To sum up, the flag is passed via simple out_byte = (flag_byte+const1) ^ const2 and initially flag characters are shuffled.

## Solution

Since we know that encryption/decryption process is just out_byte = (in_byte+const1) ^ const2 and we know that this has to match our initial input, we can easily invert this logic thanks to the shuffling!
Because the shuffle makes out_byte and in_byte to be different values, from different positions in the flag input buffer.

Constants are:


xor = map(ord, '76 58 B4 49 8D 1A 5F 38 D4 23 F8 34 EB 86 F9 AA'.replace(' ', '').decode("hex"))
add = map(ord, 'EF BE AD DE AD DE E1 FE 37 13 37 13 66 74 63 67'.replace(' ', '').decode("hex"))
shuffle = map(ord, '02 06 07 01 05 0B 09 0E 03 0F 04 08 0A 0C 0D 00'.replace(' ', '').decode("hex"))


### Example

Notice that at index 0 in shuffle table there is 2, in add table EF and in xor table 76
This means that:

python
flag == ((flag+add) ^ xor) & 0xff


and thus:

python
flag == ((ord('F')+0xEF) ^ 0x76) & 0xff


We can run this and we get as expected value 67 so C!

### Full solver

The idea is to use this approach to uncover characters we don't know.
Notice for example that in shuffle table value 03 is somewhere in the middle - this means we could use a known 3rd flag character { to uncover this middle byte.
Hopefully the 4 chars we know will be enough to propagate all others.

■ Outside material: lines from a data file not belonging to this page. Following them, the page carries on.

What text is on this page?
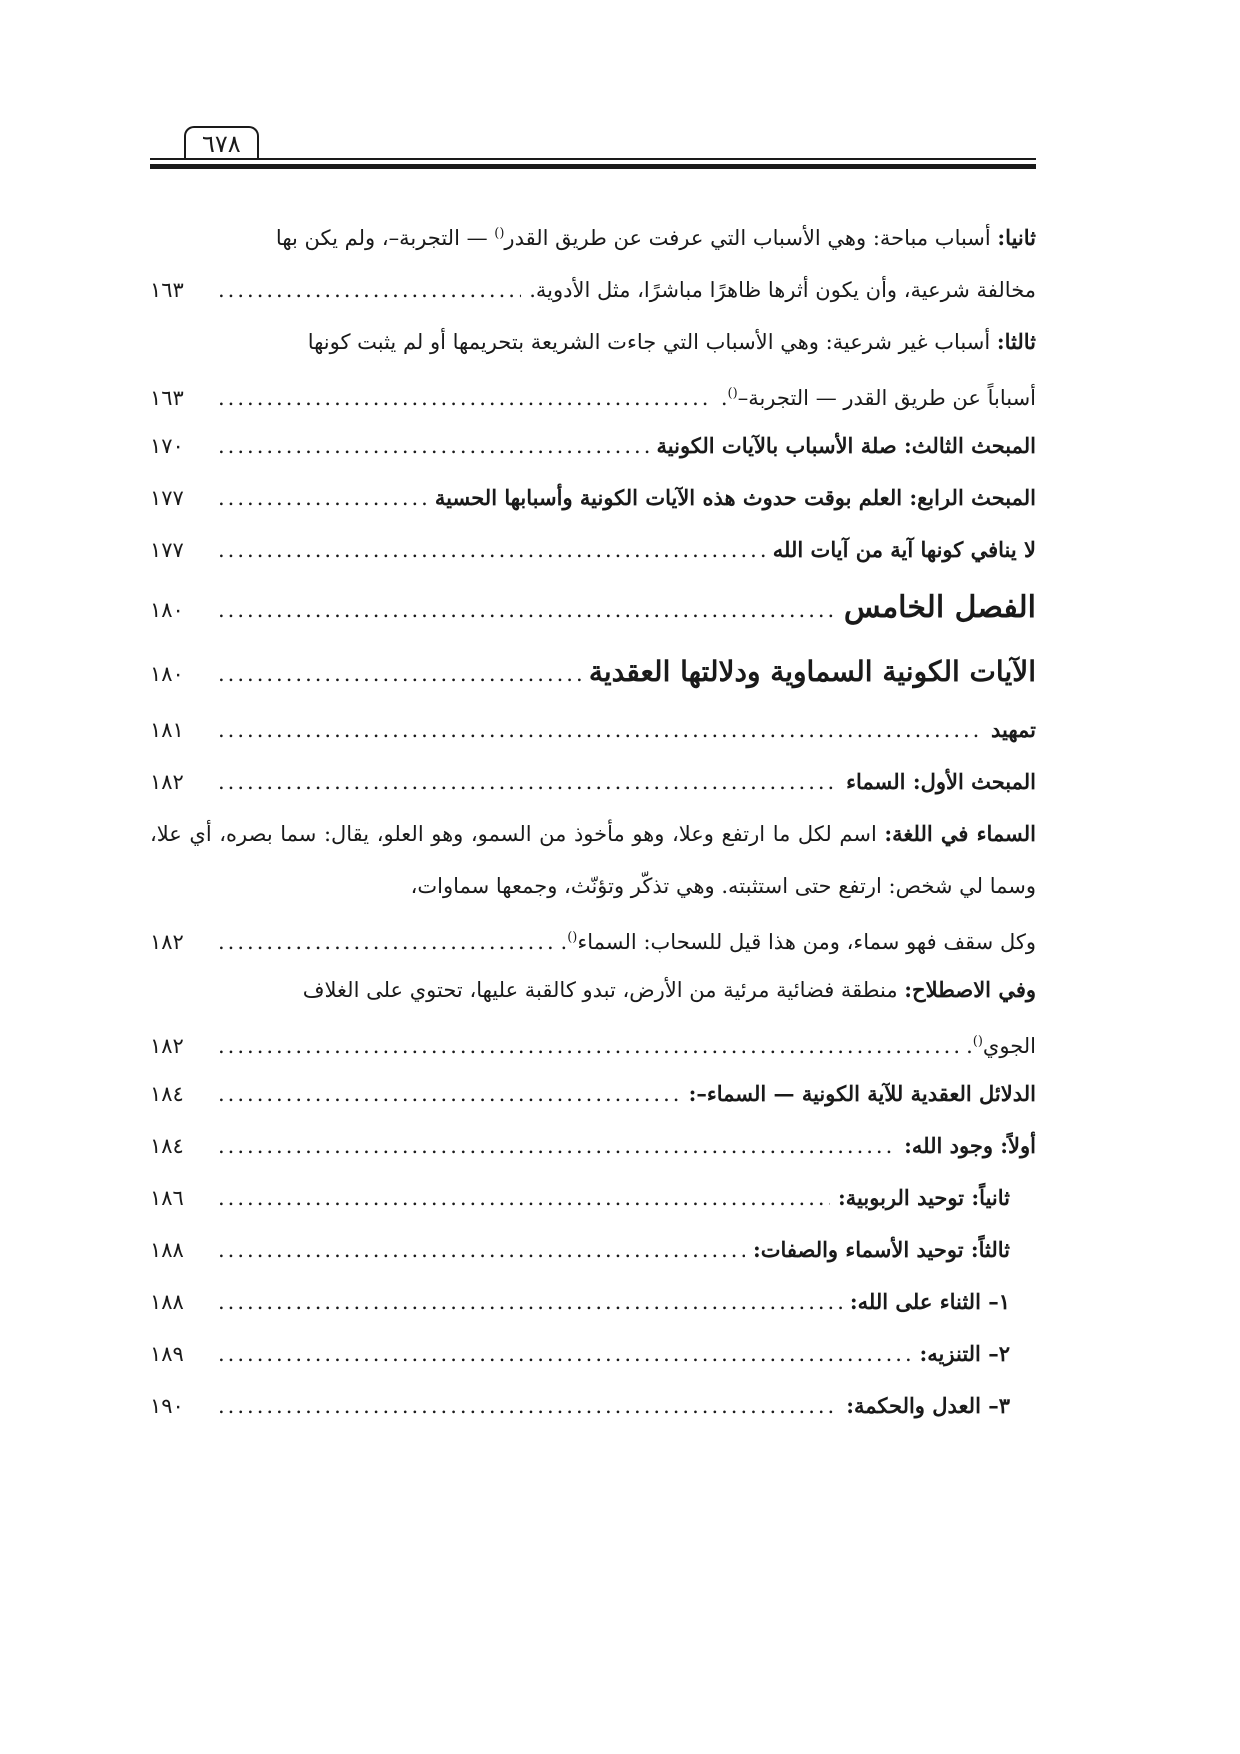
٦٧٨

ثانيا: أسباب مباحة: وهي الأسباب التي عرفت عن طريق القدر() — التجربة–، ولم يكن بها

مخالفة شرعية، وأن يكون أثرها ظاهرًا مباشرًا، مثل الأدوية.
.....
١٦٣

ثالثا: أسباب غير شرعية: وهي الأسباب التي جاءت الشريعة بتحريمها أو لم يثبت كونها

أسباباً عن طريق القدر — التجربة–().
.....
١٦٣
المبحث الثالث: صلة الأسباب بالآيات الكونية
.....
١٧٠
المبحث الرابع: العلم بوقت حدوث هذه الآيات الكونية وأسبابها الحسية
.....
١٧٧
لا ينافي كونها آية من آيات الله
.....
١٧٧
الفصل الخامس
.....
١٨٠
الآيات الكونية السماوية ودلالتها العقدية
.....
١٨٠
تمهيد
.....
١٨١
المبحث الأول: السماء
.....
١٨٢

السماء في اللغة: اسم لكل ما ارتفع وعلا، وهو مأخوذ من السمو، وهو العلو، يقال: سما بصره، أي علا، وسما لي شخص: ارتفع حتى استثبته. وهي تذكّر وتؤنّث، وجمعها سماوات،

وكل سقف فهو سماء، ومن هذا قيل للسحاب: السماء().
.....
١٨٢

وفي الاصطلاح: منطقة فضائية مرئية من الأرض، تبدو كالقبة عليها، تحتوي على الغلاف

الجوي().
.....
١٨٢
الدلائل العقدية للآية الكونية — السماء–:
.....
١٨٤
أولاً: وجود الله:
.....
١٨٤
ثانياً: توحيد الربوبية:
.....
١٨٦
ثالثاً: توحيد الأسماء والصفات:
.....
١٨٨
١– الثناء على الله:
.....
١٨٨
٢– التنزيه:
.....
١٨٩
٣– العدل والحكمة:
.....
١٩٠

We want to loop over the flag we know, and propagate every flag char we can:

python
data = 'CTF{' + ''.join(chr(0xff) for i in range(12))
result = list(data)
for target_index in range(16):
src_index = shuffle[target_index]
known_char = result[src_index]
if known_char != '\xff' and result[target_index] == '\xff':
a = add[target_index]
x = xor[target_index]
val = ((ord(known_char) + a) ^ x)
result[target_index] = chr(val % 256)


If we run this only once, it will propagate only 2 additional characters.
We need to run this at most 12 times, to uncover all the missing 12 characters, if each iteration would propagate only a single byte.
We could also include trailing } and nullbyte at the end, in case we didn't have enough, but it's just fine with only prefix.

### Carry issue

This code prints almost-perfect flag -> CTF{S1NCf0rM3!}.
The problem is that we're totally dismissing carry!
Addition and xor of some lower byte might have overflown and modified the upper byte.

But if we print out val/256 we can see that there were only a handful and only by 1 so we can guess the right flag.
We can also place this broken flag into the binary and look under debugger at the flag generated for comparison.